En las presidenciales de Francia los socialistas obtuvieron menos votos que el Frente Nacional liderado por Jean-Marie Le Pen.

Únicamente en Alemania los partidos de la nueva derecha no cosecharon éxitos a nivel nacional y solo lograron resultados significativos en algunos parlamentos regionales.

La actual derecha radical maneja hábilmente los miedos que suscita un mundo incierto e identifica “enemigos” para explicar los males de los “perdedores” en el capitalismo global: asocia el desempleo a la inmigración, adjudica el terrorismo a los musulmanes, vincula la criminalidad y el vandalismo a un exceso de extranjeros, denuncia la corrupción como rasgo distintivo de la clase política, y atribuye las peores condiciones de vida a las decisiones de los tecnócratas, sobre todo aquellos que están “arriba” en la lejana Bruselas. Esgrime su nacionalismo xenófobo como una salida viable a la crisis social y de valores, producto, según ella, de la globalización y la Unión Europea. No es la expresión política de una determinada clase o sector social, porque su propuesta encuentra eco en diferentes estratos de la sociedad, incluidos los obreros. El ascenso de estas fuerzas de derecha radical se basa en la aceptación, por importantes sectores de la sociedad europea, de la exclusión y la represión de quienes no son de origen europeo.
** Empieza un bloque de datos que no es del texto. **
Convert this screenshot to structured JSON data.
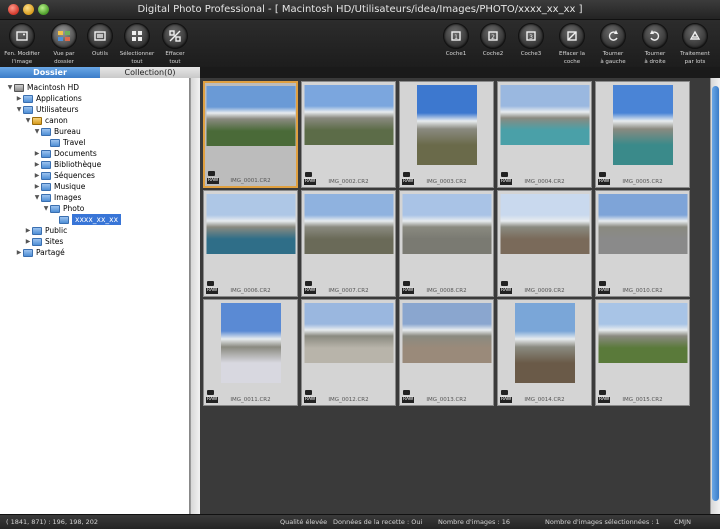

Sin embargo, los otros no solo son rechazados por el francés Le Pen o el flamenco Filip Dewinter: el conjunto de la dirigencia política europea, acompañando y promoviendo los sentimientos de gran parte de la población de sus países, ha decidido impedir que los pobres ingresen al Primer Mundo. A mediados de 2008 los ministros del Interior de los Estados miembros de la Unión Europea aprobaron la polémica ley que determina los procedimientos para expulsar a inmigrantes sin papeles. A través de esta sanción se institucionaliza el encierro de los extranjeros por vía administrativa hasta un máximo de dieciocho meses, en los cerca de 170 centros de retención para inmigrantes. El mismo destino les espera a los menores que no estén acompañados por adultos. Dentro de ese período, los detenidos son deportados a sus países de origen.